Sumado a esta aguda crítica del fetichismo tecnológico, que muestra que en ningún caso el desarrollo tecnológico puede ser una variable independiente, Husson señala que la explicación de fondo para la falta de dinamismo en materia de productividad pasa por la baja acumulación que muestra el capitalismo: su opinión es que mientras este bajo dinamismo no se revierta, tampoco mejorarán los índices de productividad: “El capitalismo neoliberal corresponde a una fase recesiva cuyo rasgo esencial es la capacidad para reestablecer la tasa de beneficio a pesar de una tasa de acumulación estancada y de mediocres aumentos de productividad (…). [En estas circunstancias] no están reunidas las condiciones para el paso a una nueva onda expansiva” (Husson, agosto 2014).
[1] En el Cuaderno V sobre “Las máquinas” (Progreso técnico y desarrollo capitalista, Cuadernos de Pasado y Presente 93), Marx es explícito en la afirmación de que con la introducción de las máquinas el capitalista busca prolongar la jornada de trabajo absoluta, tanto el plusvalor relativo como el absoluto, es decir, aumentar la explotación.
[2] Una referencia interesante a este pasaje de Marx es la siguiente: “R. Carcanholo apunta a las palabras escogidas por Marx: ‘actúa como’, o sea, parece ser. En la edición de El capital de la editorial Civilización Brasilera, el término destacado es ‘opera como’, que, evidentemente, tiene el mismo sentido. Eso significa que Marx fue cauteloso en ese argumento. Carcanholo presenta una justificación convincente para esa cautela: a esa altura de su exposición, Marx todavía no había analizado la posibilidad de una incongruencia cuantitativa entre el valor producido y el apropiado, que será realizada apenas en el Libro III” (Leite), argumento que parece reforzar la posición de Mandel.

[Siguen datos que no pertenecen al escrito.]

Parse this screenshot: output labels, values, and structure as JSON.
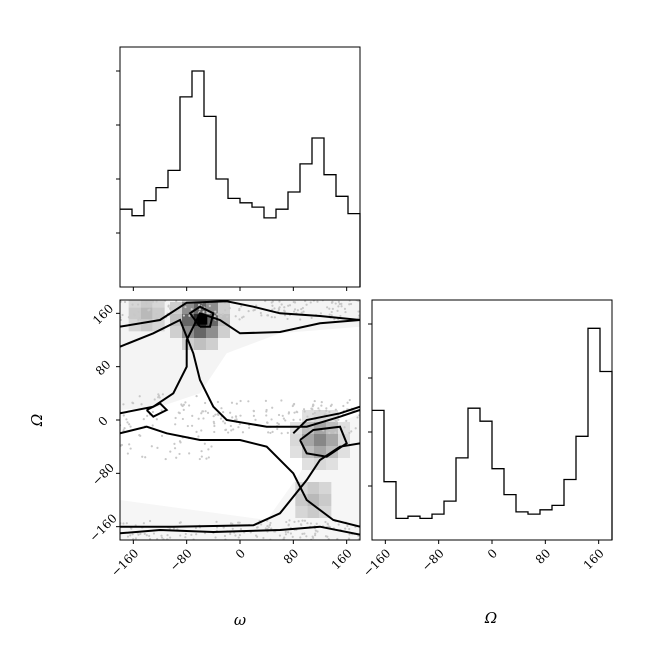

[3] Afirma Pedro Scaron, traductor de El capital al castellano para la edición de Siglo XXI, la más solvente que se conozca en nuestro idioma: “El potenzierte Arbeit (“trabajo potenciado” o “trabajo elevado a una potencia”) a veces es travail puissancié, pero otras travail complexe (‘trabajo complejo’)”. Pero es evidente que el concepto de “trabajo complejo” trae menos complicaciones en la medida en que, en su caso, está claro que el mayor valor que crea deviene del mayor valor que se necesita para su reproducción, dado que es una fuerza de trabajo más calificada.